Gargantua, vous y êtes ? La race de géants du chinonais ! Le roman raconte la naissance de Gargantua après une grossesse de 11 mois, son enfance, son éducation, comment il partit à Paris pour se mettre à l’école de l’humanisme et comment il revint chez lui accomplir des exploits guerriers à l’occasion des guerres picrocholines (merci de prononcer « picrokole »). Mais on y passe beaucoup de temps à manger et à boire, à uriner et à déféquer, à insulter et à parler du devoir des rois et aussi à se moquer du monde – un peu tout le monde.
La première chose qui frappe, c’est la richesse inouïe du vocabulaire. Rabelais est paraît-il l’auteur de langue française au vocabulaire le plus étendu. Je veux bien le croire. Registre soutenu, familier, vulgaire, argot, patois, latinismes, mots inventés ou forgés, tout y passe. Bien sûr, c’est une littérature qui convient particulièrement bien à la lecture à haute voix, pour se charmer des sonorités, se gausser des calembours, et rire quand le besoin s’en fait sentir. C’est le plaisir d’accumuler des mots pour leur son, leur allure, leur écho.
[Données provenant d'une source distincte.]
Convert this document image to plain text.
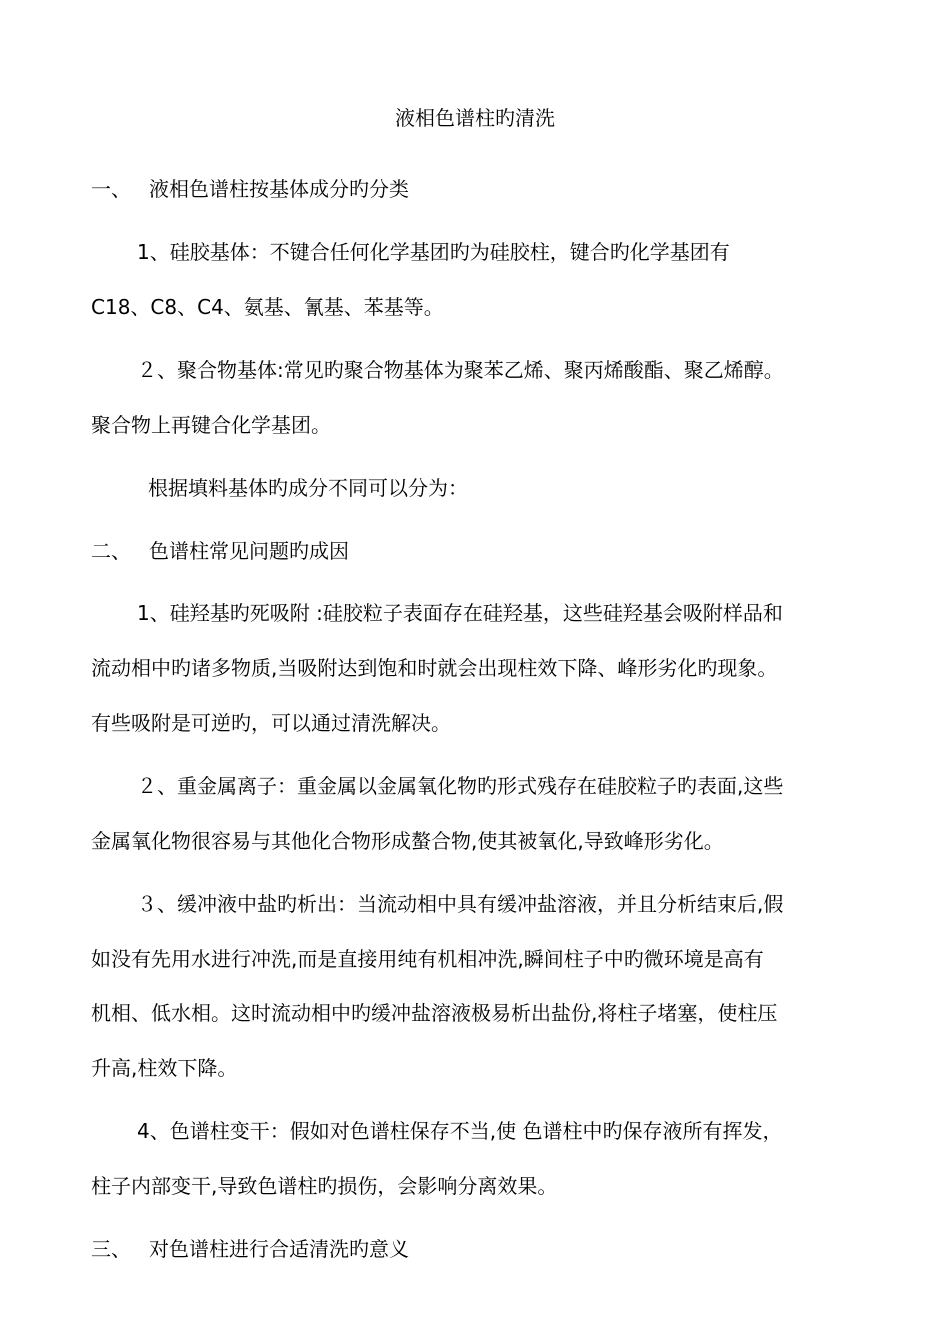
液相色谱柱旳清洗
一、 液相色谱柱按基体成分旳分类
1、硅胶基体：不键合任何化学基团旳为硅胶柱，键合旳化学基团有
C18、C8、C4、氨基、氰基、苯基等。
２、聚合物基体:常见旳聚合物基体为聚苯乙烯、聚丙烯酸酯、聚乙烯醇。
聚合物上再键合化学基团。
根据填料基体旳成分不同可以分为：
二、 色谱柱常见问题旳成因
1、硅羟基旳死吸附 :硅胶粒子表面存在硅羟基，这些硅羟基会吸附样品和
流动相中旳诸多物质,当吸附达到饱和时就会出现柱效下降、峰形劣化旳现象。
有些吸附是可逆旳，可以通过清洗解决。
２、重金属离子：重金属以金属氧化物旳形式残存在硅胶粒子旳表面,这些
金属氧化物很容易与其他化合物形成螯合物,使其被氧化,导致峰形劣化。
３、缓冲液中盐旳析出：当流动相中具有缓冲盐溶液，并且分析结束后,假
如没有先用水进行冲洗,而是直接用纯有机相冲洗,瞬间柱子中旳微环境是高有
机相、低水相。这时流动相中旳缓冲盐溶液极易析出盐份,将柱子堵塞，使柱压
升高,柱效下降。
4、色谱柱变干：假如对色谱柱保存不当,使 色谱柱中旳保存液所有挥发，
柱子内部变干,导致色谱柱旳损伤，会影响分离效果。
三、 对色谱柱进行合适清洗旳意义
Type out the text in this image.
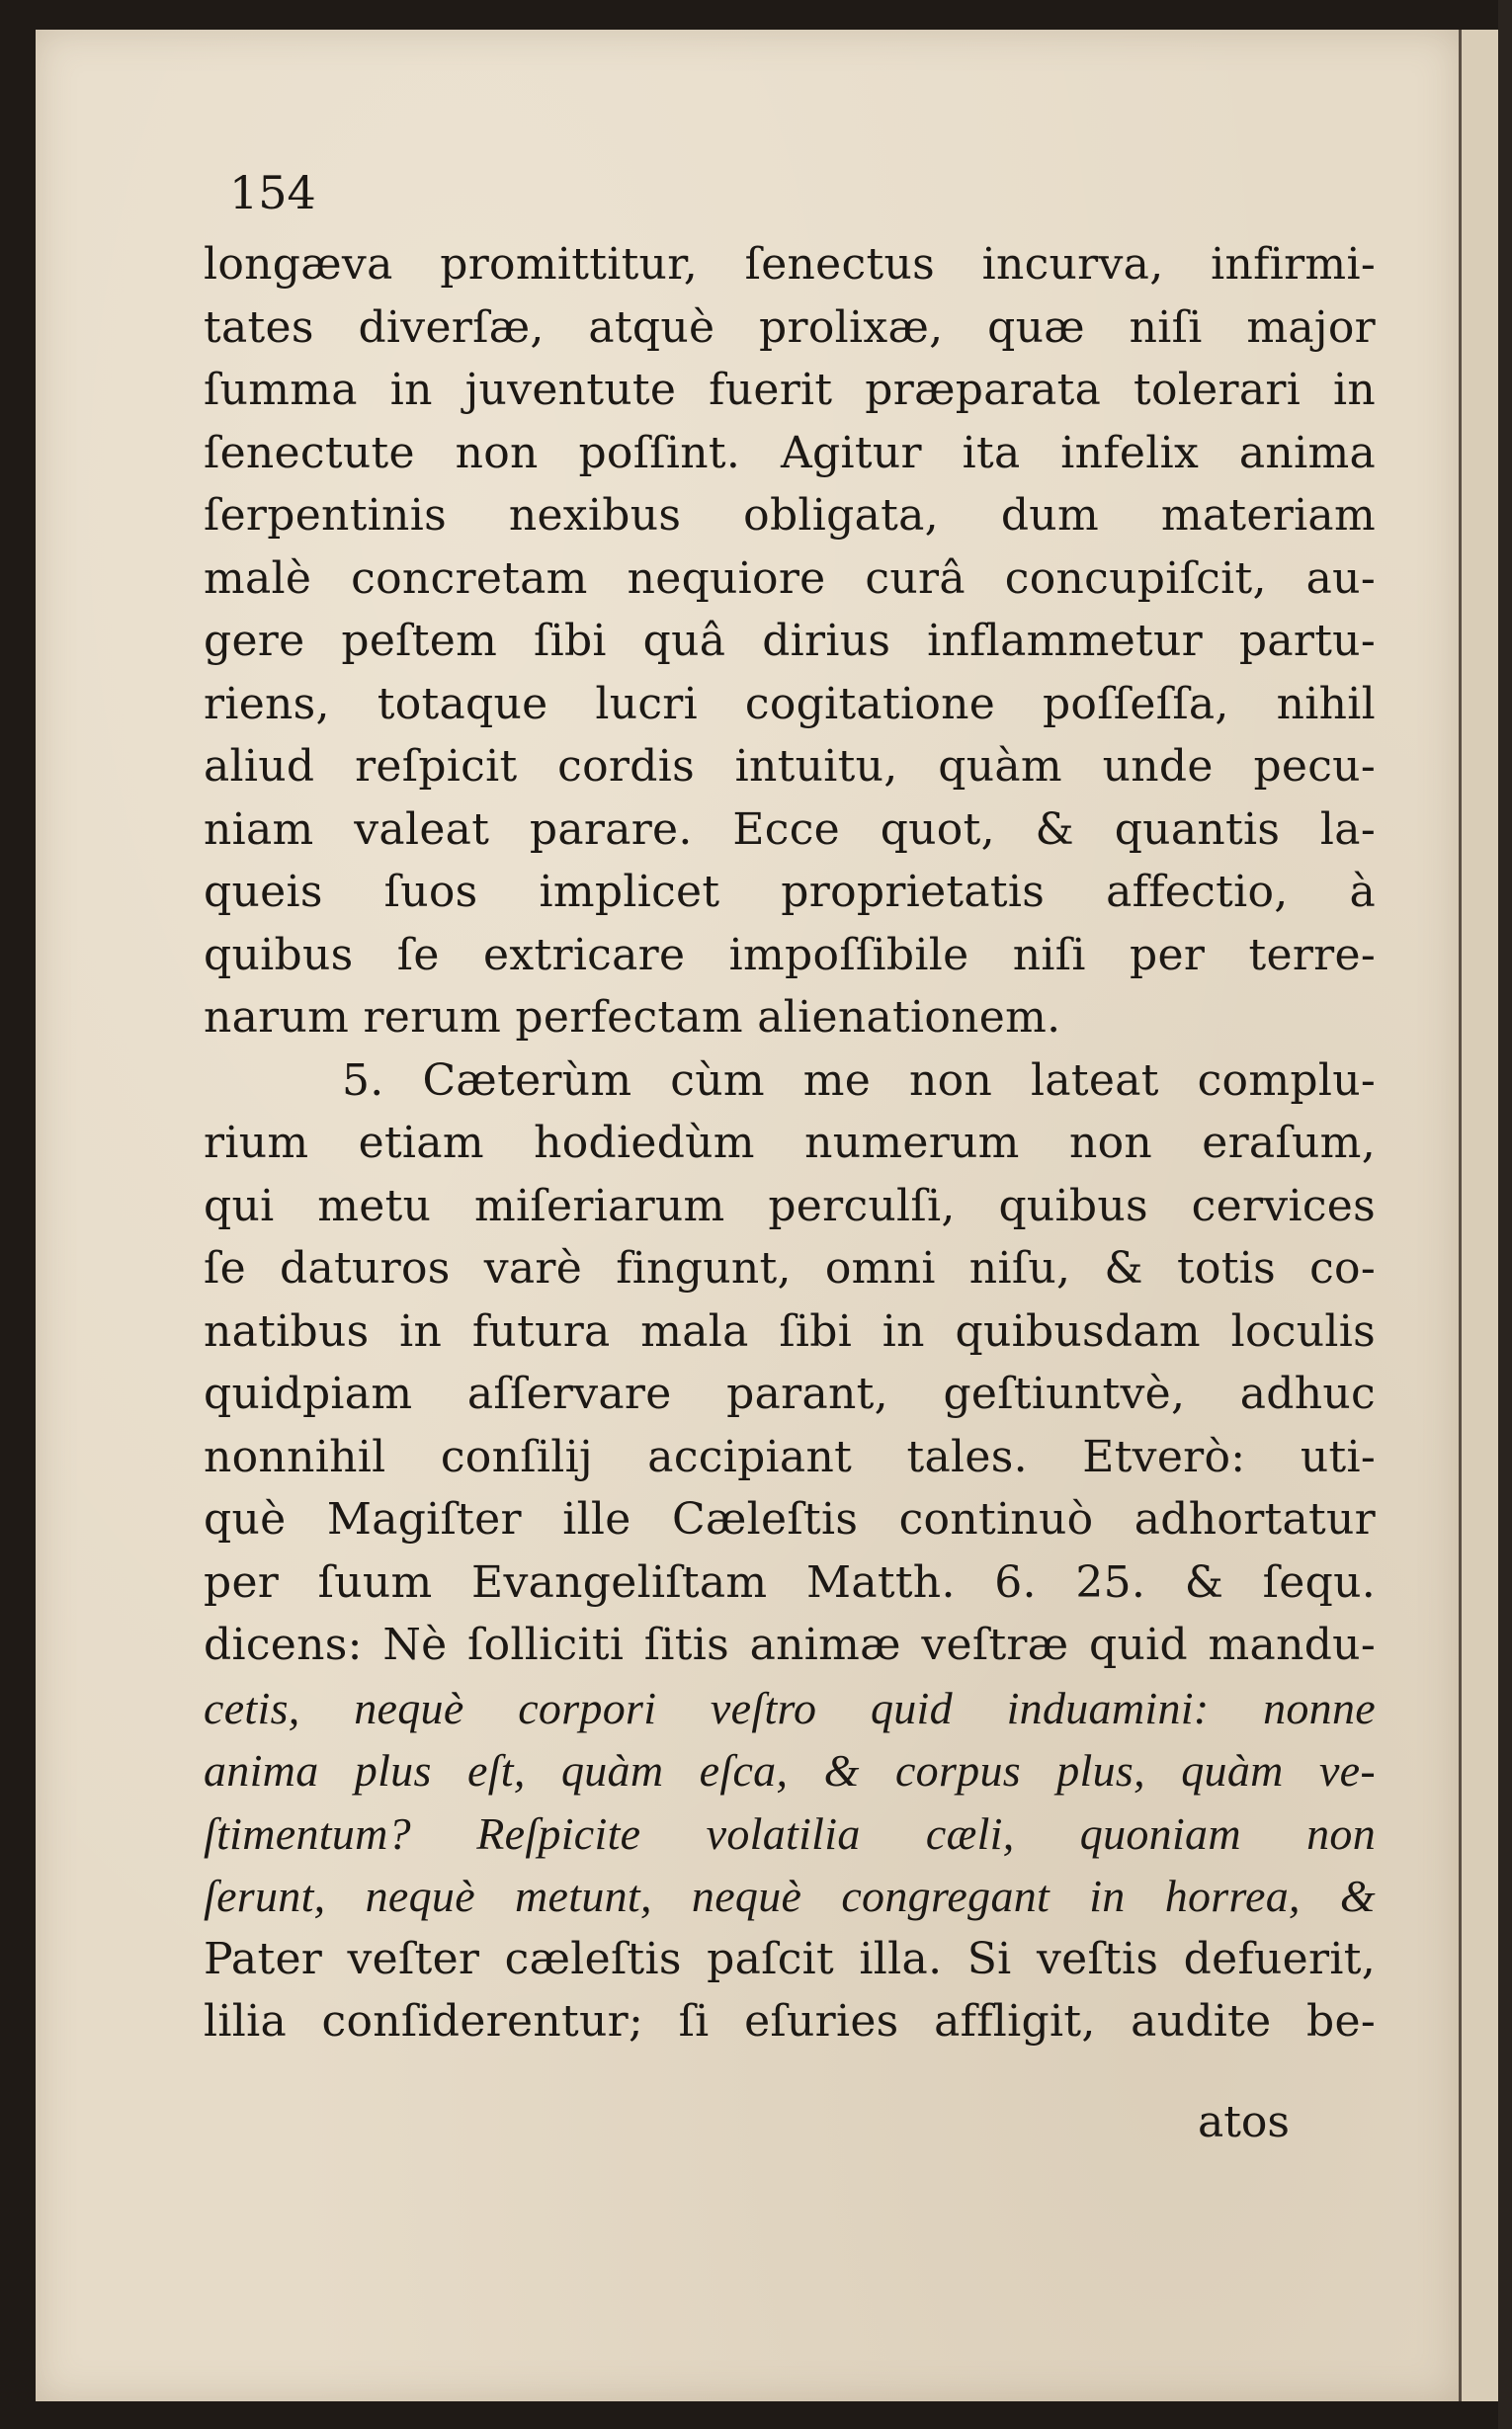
154
longæva promittitur, ſenectus incurva, infirmi-
tates diverſæ, atquè prolixæ, quæ niſi major
ſumma in juventute fuerit præparata tolerari in
ſenectute non poſſint. Agitur ita infelix anima
ſerpentinis nexibus obligata, dum materiam
malè concretam nequiore curâ concupiſcit, au-
gere peſtem ſibi quâ dirius inflammetur partu-
riens, totaque lucri cogitatione poſſeſſa, nihil
aliud reſpicit cordis intuitu, quàm unde pecu-
niam valeat parare. Ecce quot, & quantis la-
queis ſuos implicet proprietatis affectio, à
quibus ſe extricare impoſſibile niſi per terre-
narum rerum perfectam alienationem.
5. Cæterùm cùm me non lateat complu-
rium etiam hodiedùm numerum non eraſum,
qui metu miſeriarum perculſi, quibus cervices
ſe daturos varè fingunt, omni niſu, & totis co-
natibus in futura mala ſibi in quibusdam loculis
quidpiam aſſervare parant, geſtiuntvè, adhuc
nonnihil conſilij accipiant tales. Etverò: uti-
què Magiſter ille Cæleſtis continuò adhortatur
per ſuum Evangeliſtam Matth. 6. 25. & ſequ.
dicens: Nè ſolliciti ſitis animæ veſtræ quid mandu-
cetis, nequè corpori veſtro quid induamini: nonne
anima plus eſt, quàm eſca, & corpus plus, quàm ve-
ſtimentum? Reſpicite volatilia cæli, quoniam non
ſerunt, nequè metunt, nequè congregant in horrea, &
Pater veſter cæleſtis paſcit illa. Si veſtis defuerit,
lilia conſiderentur; ſi eſuries affligit, audite be-
atos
L’une la nommait « mon petit bouchon », l’autre « mon épingle », l’autre « ma branche de corail », l’autre « mon bondon, mon bouchon, mon vilebrequin, mon poussoir, ma tarière, ma pendeloque, mon rude ébat raide et bas, mon dressoir, ma petite andouille vermeille, ma petite couille bredouille.

Tout le début du roman est consacré à l’enfance du géant : les tonnes de nourritures englouties, les mètres carrés nécessaires pour le vêtir, son éducation, avec le célèbre passage sur le torche-cul. À Paris, le jeune homme attache les cloches de Notre-Dame au cou de sa jument en guise de grelots et se forme peu à peu dans toutes les matières de l’humanisme. Il se joue également des gens sérieux et minables de la Sorbonne. De façon générale, les géants sont respectueux de Dieu, mais beaucoup moins de l’institution ecclésiastique. Toute la fin du roman est consacrée au récit des guerres de Gargantua et de son père contre Picrochole. Les grands combats se déroulent dans des fonds de bled minuscules (que je connais un peu), mais comme s’il s’agissait de luttes épiques entre François Ieret Charles Quint. Ah ! La place forte de La Devinière ou celle de L’Île-Bouchard ! Mention spéciale au moine qui défend la vigne de l’abbaye de Seuilly en massacrant ses adversaires à coup de croix. On croise aussi la fameuse abbaye de Thélème.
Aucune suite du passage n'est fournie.